I was going to just blog about the most excellent, if quirky, panorama-photo-stitching program Autostitch, which I have only just discovered because I am much lamer than these people, but the post ended up being so big that I ran it as a Dan's Data review instead.

If you've got any +5 Insightful things to say about panorama-making with Autostitch or anything else, or would just like to link to your awesome browser-paralysing 10,000 by 10,000 pixel QTVR image, please comment below!

8 Responses to “Panoramitude”

  1. peridot Says:

    The free "panotools" and their wrapper "hugin" along with "enblend" and "autopano-sift" (what is it with software names?) do an excellent job for me. Sometimes they need a little assistance, but they're fairly good at being able to integrate human assistance with automatic fitting, and they allow you to create spherical panoramas as well as all the other usual options. You can even use them to align pictures for "fake HDR photography". I don't know if they work on any non-Linux platforms, though.

    The also come with a java-applet for viewing browser-paralyzing panoramas (that one was not taken with a hand-held camera).

  2. dio Says:

    Excellent. I looked through my picture files and found so shots of my driveway being laid. Ran the program, it found a couple it could use. Wierd result, but I now see many possibilities.

    Thanks for bringing this to my attention.

  3. David Says:

    If you really want to have some fun, check out the retail version of Autostitch. It's called 'AutoPano Pro'. It's an incredible bit of kit; no memory problems, HDR combining, PSD output, and with all the annoying parts automated.

    Moreover, it's better than Autostitch with near objects. I took 24 pictures of my room with a DSLR at 18mm from a doorway and it had no trouble piecing them together. Sample here:

    I'm in the middle of a two week cram session, you're not allowed to poke fun.

    The final picture was 10500x8000. It took about 30 minutes to render on a 2.4 GHz Athlon X2. I didn't actually expect it to come out; when I first tried this with Autostitch, it gave me my room as seen on an LSD trip.

    Because this version was originally a layered PSD, it would have taken only about ten minutes to clean up the residual haziness. The justifications to use PT Assembler are becoming scarce indeed..


  4. diliff Says:

    The Three Sisters has been done already. ;)

    I took this one about 18 months ago. The angle of view isn't nearly as wide but the detail is a little better and it was taken at dusk so the colour is a bit cooler (and bluer!). Its been significantly downsampled but the original is probably around the 10000x7500 mark or perhaps a bit more.

  5. bmorey Says:

    Occurred to me Autostitch would be great adjunct to a mobile phone - and so it is. Did a bit of experimenting with 6-frame pans this morning and it works a treat. It doesn't turn a fixed-focus 2 meg camera phone into a Canon but it really does add to its usefulness.

  6. Arlo Says:

    Nice review of Autostitch. I've been using it for awhile now, too, and can't imagine going back to any of the other options I tried before. I didn't go so far as to post the JPEGemoth image you did, but I have a decent webish-sized stitch on my own review over yonder.

  7. matt Says:

    I've been using panotools and Hugin for a while now, and while I pretty much only use it to stitch panoramas together, it can also be used to change the perspective of photos, as in this tutorial. I also saw a demo of a photo of hieroglyphics within an egyptian tomb being perspective-corrected, which was very impressive, but can't find that one any more.
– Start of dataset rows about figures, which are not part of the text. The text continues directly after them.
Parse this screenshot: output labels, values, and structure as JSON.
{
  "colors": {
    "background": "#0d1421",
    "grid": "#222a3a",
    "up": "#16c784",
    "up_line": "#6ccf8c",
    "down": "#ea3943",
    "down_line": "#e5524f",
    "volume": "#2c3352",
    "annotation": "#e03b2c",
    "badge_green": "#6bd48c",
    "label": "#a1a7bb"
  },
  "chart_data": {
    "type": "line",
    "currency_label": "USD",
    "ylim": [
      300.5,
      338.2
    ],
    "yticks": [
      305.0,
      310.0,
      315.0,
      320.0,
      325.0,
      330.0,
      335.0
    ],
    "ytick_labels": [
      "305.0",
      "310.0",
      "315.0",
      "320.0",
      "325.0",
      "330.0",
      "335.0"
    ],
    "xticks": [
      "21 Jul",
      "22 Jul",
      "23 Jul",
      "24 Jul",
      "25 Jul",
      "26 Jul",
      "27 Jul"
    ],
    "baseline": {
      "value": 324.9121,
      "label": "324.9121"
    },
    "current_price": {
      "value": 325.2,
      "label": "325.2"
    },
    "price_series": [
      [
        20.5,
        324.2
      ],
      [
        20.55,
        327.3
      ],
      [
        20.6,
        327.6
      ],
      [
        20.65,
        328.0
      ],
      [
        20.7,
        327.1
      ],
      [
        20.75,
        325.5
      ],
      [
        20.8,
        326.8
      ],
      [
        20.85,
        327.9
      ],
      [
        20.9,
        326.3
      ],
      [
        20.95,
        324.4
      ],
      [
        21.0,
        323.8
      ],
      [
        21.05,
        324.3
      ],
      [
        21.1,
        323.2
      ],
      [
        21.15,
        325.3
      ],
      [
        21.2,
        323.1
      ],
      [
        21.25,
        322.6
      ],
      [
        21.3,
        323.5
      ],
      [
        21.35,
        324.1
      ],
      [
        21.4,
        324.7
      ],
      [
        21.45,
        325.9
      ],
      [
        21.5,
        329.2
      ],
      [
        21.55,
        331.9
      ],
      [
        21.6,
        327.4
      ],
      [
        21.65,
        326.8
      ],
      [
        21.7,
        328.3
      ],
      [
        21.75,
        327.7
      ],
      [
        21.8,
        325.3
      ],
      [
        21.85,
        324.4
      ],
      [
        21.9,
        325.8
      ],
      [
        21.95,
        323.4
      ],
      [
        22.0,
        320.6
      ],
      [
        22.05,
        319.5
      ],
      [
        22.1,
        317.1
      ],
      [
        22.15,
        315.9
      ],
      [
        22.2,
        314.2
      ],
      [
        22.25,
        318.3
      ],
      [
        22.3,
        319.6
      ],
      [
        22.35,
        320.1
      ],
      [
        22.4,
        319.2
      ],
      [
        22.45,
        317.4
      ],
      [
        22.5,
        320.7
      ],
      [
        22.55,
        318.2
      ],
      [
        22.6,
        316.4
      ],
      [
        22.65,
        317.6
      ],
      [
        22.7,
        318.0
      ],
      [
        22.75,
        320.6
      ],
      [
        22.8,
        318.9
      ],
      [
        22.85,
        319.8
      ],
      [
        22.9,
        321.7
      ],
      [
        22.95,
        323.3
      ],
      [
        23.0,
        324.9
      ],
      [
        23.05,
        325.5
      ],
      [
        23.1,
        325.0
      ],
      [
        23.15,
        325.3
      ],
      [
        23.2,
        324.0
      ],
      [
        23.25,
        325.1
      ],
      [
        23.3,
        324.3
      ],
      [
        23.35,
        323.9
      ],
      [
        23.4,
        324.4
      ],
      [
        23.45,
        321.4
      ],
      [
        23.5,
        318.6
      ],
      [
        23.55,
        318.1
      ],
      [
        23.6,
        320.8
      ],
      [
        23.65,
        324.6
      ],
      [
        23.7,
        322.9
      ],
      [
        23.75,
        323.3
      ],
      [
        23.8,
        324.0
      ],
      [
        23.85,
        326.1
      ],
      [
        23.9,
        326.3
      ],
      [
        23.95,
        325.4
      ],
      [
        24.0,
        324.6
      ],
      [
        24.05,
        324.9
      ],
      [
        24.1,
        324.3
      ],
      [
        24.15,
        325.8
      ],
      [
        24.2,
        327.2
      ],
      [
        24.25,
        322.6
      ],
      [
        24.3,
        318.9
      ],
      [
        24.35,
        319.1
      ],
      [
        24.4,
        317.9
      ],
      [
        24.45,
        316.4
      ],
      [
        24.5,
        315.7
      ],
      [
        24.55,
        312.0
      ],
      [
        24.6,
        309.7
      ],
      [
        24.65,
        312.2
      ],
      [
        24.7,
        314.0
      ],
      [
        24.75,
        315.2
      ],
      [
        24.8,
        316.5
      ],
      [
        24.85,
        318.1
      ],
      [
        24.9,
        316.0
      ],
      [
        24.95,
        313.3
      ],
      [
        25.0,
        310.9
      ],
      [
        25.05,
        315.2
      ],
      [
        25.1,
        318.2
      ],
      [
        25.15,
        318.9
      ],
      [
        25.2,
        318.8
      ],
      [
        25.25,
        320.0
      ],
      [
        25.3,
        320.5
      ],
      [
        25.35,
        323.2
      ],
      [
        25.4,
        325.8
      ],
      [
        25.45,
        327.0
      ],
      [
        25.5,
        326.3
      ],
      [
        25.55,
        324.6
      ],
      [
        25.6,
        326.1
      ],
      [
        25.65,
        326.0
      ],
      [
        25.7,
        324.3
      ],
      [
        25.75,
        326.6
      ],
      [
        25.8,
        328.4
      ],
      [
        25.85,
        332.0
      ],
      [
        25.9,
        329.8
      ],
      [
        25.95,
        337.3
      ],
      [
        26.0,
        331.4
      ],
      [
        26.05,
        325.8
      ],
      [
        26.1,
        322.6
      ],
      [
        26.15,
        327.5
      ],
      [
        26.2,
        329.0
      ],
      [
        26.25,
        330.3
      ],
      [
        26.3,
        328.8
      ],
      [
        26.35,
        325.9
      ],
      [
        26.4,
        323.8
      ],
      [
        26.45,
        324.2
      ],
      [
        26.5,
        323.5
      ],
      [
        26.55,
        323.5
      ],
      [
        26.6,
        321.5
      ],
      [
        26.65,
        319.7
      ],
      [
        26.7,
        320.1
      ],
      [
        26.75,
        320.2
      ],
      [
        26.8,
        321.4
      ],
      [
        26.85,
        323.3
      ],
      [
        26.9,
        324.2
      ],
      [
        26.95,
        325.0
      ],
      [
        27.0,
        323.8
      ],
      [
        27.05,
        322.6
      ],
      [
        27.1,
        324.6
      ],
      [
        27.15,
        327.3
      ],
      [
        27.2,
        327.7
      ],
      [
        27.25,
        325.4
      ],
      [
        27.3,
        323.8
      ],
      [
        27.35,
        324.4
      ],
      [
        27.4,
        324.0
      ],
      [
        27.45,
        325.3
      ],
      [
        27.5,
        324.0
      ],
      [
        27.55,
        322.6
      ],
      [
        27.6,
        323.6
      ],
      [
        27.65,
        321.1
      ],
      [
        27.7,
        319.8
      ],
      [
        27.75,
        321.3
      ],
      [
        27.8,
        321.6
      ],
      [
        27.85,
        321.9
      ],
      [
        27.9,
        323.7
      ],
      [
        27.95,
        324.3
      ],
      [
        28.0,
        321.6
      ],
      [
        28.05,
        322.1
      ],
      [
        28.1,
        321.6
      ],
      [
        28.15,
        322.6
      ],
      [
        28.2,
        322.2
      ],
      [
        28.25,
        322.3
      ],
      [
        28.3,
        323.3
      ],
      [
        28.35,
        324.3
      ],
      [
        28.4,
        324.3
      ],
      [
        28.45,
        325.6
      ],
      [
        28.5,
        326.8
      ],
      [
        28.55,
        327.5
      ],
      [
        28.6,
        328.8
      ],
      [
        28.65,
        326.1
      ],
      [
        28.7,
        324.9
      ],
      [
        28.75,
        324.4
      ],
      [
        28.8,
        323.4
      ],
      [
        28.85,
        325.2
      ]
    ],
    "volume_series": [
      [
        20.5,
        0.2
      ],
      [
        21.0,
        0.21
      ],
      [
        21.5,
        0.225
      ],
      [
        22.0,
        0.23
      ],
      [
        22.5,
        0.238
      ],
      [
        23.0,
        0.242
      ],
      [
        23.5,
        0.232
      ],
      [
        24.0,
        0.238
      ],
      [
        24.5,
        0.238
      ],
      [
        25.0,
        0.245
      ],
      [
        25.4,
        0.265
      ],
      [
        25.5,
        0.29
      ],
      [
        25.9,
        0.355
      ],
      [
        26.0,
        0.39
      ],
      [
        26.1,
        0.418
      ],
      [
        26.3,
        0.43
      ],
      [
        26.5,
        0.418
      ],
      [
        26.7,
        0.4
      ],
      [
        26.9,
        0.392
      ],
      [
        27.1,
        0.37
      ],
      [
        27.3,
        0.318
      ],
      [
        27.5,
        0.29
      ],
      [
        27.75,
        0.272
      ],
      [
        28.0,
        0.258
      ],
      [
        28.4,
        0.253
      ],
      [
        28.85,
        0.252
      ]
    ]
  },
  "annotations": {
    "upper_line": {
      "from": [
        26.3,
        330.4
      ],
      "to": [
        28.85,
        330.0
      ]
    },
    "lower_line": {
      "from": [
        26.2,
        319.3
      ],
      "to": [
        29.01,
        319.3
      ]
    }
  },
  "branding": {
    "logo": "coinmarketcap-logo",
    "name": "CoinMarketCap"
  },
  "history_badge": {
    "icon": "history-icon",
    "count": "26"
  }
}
    I've also used panotools to align a bunch of time-lapse photos, to then be able to assemble the result into an animation...

  8. leahcim Says:

    Hi, yet another (Linux) panotools user here. Hugin (with autopano) seems to everything that autostitch does, plus gives you the option of multiple projections (equirectangular, rectilinear, mercator, etc) to choose for your output image. It also makes it easy to align your panorama so that verticals remain vertical, and the horizon doesn't turn into a banana (a frequent problem with the software that came with my Canon). It also calculates and compensates for barrel/pincushion distortion from the camera (small amounts of barrel distortion is common with most cameras at the wide-angle end of the zoom).

    matt: the I think the perspective-correction demo you're thinking of is here.